The only method for restarting an RMG-Py job is to restart the job from a seed mechanism. There are many scenarios when the user might want to do this, including continuing on a job that ran out of time or crashed as the result of a now fixed bug. To restart from a seed mechanism, the block below must be added on to the input file.

restartFromSeed(path='seed')

The path flag is the path to the seed mechanism folder, which contains three subfolders that must be titled as follows: filters, seed, seed_edge. The path can be a relative path from the input.py file or an absolute path on disk

Alternatively, you may also specify the paths to each of the following files/directories: coreSeed (path to seed mechanism folder containing files named reactions.py and `dictionary.txt` that will go into the model core), edgeSeed (path to edge seed mechanism folder containing files named reactions.py and `dictionary.txt` that will go into the model edge), filters (an h5 binary file storing the uni-, bi-, and optionally tri-molecular thresholds generated by RMG from previous run (must be RMG version > 2.4.1)), speciesMap (a YAML file specifying what species are at each index in the filters).

restartFromSeed(coreSeed='seed/seed'  # Path to core seed folder.

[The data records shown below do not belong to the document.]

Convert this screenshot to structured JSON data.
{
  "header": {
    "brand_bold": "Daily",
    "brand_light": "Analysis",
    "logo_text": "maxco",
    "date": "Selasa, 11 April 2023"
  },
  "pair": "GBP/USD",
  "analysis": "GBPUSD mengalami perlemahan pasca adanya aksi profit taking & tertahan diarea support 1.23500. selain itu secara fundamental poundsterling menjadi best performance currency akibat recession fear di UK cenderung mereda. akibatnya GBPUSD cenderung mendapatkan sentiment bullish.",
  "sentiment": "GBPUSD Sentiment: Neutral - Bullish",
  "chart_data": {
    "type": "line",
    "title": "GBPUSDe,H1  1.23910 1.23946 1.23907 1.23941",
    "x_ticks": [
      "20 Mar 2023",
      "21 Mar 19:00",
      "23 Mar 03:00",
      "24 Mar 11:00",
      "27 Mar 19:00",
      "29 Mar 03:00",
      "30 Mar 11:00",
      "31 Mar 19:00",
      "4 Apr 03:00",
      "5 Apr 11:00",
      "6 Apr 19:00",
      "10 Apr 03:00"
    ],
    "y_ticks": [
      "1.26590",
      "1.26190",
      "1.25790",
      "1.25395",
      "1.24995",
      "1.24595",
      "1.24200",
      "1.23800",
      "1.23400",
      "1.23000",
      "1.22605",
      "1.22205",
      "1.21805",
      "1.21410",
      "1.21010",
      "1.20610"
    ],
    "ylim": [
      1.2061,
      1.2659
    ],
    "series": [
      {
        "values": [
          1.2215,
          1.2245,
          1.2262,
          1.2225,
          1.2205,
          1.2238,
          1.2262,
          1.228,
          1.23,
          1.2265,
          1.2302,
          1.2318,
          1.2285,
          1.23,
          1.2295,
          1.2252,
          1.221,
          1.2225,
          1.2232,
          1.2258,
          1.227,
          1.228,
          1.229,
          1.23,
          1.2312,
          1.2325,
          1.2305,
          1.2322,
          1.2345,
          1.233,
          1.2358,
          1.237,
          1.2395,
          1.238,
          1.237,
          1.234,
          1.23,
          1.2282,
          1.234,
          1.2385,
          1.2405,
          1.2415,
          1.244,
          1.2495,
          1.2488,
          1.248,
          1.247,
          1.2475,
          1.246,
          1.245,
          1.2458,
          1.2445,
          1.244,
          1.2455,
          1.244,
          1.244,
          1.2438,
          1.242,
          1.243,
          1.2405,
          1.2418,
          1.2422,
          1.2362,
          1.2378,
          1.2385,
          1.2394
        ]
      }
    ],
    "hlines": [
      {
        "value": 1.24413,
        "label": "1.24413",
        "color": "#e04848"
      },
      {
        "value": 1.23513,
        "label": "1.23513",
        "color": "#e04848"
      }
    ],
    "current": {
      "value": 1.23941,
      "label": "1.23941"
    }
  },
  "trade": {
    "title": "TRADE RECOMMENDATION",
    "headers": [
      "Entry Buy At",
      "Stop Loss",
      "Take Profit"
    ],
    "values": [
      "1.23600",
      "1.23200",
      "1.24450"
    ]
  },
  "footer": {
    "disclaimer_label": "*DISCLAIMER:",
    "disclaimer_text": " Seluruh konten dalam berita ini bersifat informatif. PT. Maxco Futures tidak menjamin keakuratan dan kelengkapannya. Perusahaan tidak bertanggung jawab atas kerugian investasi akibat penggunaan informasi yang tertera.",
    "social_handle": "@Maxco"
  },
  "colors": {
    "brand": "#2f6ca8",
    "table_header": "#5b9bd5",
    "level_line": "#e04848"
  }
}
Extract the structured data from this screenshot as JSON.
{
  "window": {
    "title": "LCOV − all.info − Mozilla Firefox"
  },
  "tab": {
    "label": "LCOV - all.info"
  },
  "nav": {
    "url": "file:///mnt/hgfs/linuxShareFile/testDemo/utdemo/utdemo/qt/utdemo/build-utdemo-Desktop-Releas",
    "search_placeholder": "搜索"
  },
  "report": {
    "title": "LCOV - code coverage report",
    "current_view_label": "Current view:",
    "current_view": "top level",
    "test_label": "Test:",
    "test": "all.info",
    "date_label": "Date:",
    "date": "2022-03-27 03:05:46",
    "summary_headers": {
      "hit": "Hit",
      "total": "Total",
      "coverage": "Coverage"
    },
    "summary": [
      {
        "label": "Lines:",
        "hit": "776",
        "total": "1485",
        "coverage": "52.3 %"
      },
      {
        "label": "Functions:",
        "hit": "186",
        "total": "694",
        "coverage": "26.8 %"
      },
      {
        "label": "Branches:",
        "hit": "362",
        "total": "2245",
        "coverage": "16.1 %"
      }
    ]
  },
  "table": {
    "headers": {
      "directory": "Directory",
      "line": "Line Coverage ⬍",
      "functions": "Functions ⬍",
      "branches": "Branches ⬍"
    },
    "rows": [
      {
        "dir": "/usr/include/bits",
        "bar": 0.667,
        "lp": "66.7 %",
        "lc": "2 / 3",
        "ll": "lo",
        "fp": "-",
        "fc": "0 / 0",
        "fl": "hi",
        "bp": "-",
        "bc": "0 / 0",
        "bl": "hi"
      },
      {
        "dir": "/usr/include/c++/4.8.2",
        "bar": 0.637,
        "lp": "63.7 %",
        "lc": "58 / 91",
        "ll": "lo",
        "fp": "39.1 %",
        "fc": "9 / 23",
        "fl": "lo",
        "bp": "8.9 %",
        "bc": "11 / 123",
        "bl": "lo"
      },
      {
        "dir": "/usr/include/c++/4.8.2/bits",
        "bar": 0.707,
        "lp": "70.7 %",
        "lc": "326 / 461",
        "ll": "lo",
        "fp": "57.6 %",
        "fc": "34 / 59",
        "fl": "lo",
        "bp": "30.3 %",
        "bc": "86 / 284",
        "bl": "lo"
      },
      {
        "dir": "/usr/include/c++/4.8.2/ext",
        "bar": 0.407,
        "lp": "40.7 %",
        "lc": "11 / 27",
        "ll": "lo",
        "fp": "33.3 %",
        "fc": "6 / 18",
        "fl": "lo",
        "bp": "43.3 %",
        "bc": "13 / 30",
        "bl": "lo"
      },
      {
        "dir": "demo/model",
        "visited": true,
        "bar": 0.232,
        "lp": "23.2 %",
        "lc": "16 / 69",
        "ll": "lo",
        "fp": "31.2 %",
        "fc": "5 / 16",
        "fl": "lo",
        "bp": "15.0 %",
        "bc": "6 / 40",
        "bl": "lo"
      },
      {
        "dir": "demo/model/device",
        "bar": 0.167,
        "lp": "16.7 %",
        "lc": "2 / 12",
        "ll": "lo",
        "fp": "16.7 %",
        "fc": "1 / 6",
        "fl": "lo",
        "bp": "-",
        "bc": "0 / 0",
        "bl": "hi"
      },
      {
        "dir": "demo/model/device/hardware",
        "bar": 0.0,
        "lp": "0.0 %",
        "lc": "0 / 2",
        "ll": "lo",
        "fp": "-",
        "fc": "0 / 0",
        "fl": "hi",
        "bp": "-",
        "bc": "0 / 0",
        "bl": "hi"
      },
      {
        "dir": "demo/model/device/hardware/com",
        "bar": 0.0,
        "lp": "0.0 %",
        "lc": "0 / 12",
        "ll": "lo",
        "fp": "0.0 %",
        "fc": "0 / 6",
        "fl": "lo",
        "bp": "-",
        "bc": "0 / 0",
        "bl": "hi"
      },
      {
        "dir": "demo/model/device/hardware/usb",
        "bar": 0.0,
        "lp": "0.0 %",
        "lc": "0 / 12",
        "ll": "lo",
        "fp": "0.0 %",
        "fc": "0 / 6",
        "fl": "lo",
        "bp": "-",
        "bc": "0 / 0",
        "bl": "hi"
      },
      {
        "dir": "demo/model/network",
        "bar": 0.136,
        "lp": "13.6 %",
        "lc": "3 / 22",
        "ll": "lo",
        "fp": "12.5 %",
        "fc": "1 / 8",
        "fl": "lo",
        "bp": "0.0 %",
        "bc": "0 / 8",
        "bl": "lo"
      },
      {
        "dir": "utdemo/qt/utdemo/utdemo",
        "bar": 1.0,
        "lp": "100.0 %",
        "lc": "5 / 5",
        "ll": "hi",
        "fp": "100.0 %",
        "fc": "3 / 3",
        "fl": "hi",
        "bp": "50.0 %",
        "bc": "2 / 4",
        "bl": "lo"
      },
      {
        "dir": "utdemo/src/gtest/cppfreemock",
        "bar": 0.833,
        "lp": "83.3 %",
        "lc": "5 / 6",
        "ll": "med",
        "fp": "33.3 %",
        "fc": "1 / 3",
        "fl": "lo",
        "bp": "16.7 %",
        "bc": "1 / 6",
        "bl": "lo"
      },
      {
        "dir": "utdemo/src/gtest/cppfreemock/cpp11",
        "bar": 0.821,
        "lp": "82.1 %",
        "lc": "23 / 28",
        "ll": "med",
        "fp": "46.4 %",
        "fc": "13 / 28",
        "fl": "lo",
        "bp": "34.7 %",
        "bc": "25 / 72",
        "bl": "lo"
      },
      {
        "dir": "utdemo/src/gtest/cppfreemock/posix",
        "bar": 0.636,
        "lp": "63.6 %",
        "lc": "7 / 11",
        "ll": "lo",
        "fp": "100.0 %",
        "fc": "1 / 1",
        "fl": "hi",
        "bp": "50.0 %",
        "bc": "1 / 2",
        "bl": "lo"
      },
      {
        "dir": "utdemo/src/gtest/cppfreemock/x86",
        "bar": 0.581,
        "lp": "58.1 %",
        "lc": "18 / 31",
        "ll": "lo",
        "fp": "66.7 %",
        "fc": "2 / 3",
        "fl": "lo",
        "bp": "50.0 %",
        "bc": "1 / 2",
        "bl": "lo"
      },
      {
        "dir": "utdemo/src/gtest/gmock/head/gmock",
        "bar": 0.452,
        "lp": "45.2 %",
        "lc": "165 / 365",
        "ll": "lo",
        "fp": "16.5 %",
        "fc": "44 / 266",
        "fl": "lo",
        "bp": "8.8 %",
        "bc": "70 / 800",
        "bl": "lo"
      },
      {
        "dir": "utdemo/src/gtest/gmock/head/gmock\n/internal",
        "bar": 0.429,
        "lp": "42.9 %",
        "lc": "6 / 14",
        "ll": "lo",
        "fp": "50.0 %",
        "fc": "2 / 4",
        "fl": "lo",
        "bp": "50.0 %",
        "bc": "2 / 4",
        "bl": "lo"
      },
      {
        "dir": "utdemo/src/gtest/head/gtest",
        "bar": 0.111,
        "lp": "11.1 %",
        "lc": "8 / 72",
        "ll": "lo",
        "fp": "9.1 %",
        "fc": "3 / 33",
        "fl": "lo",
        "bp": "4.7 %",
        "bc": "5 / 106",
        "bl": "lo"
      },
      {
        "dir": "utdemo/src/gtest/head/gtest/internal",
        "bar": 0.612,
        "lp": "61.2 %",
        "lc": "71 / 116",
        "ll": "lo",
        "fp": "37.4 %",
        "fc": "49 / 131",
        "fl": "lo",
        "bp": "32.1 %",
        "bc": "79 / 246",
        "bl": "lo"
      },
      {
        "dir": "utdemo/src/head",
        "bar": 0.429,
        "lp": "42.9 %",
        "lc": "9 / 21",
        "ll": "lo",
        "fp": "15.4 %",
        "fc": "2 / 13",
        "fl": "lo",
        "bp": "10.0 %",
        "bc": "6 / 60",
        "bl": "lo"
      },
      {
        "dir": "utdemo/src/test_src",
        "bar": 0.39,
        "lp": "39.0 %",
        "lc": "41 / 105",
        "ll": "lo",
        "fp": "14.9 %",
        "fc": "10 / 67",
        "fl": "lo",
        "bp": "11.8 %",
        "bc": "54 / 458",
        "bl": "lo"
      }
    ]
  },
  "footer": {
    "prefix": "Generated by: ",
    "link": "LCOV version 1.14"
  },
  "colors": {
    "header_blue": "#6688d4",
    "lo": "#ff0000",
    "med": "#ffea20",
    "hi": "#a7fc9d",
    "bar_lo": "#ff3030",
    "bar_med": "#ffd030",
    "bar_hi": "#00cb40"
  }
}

Must contain `reactions.py` and `dictionary.txt`
                edgeSeed='seed/seed_edge'  # Path to edge seed folder containing `reactions.py` and `dictionary.txt`
                filters='seed/filters/filters.h5',
                speciesMap='seed/filters/species_map.yml')

Then, to restart from the seed mechanism the input file is submitted as normal.

python rmg.py input.py

Once the restart job has begun, RMG will move the seed mechanism files to a new subfolder in the output directory entitled previous_restart. This is to back-up the seed mechanism used for restarting, as everything in the seed subfolder of the output directory is overwritten by RMG during the course of mechanism generation.

RMG also outputs a file entitled restart_from_seed.py the first time a seed mechanism is generated during the course of an RMG job (so long as the RMG job was not itself a restarted job). This file is an exact duplicate of the original input file with the exception that the restart block has been added on automatically for convenience. In this way this file is treated in the exact way as a normal input file.

Finally, note that it is advised to turn on generating the seed each iteration so that you can restart an RMG job right where it left off. This can be done by setting generateSeedEachIteration=True in the options block of the input file.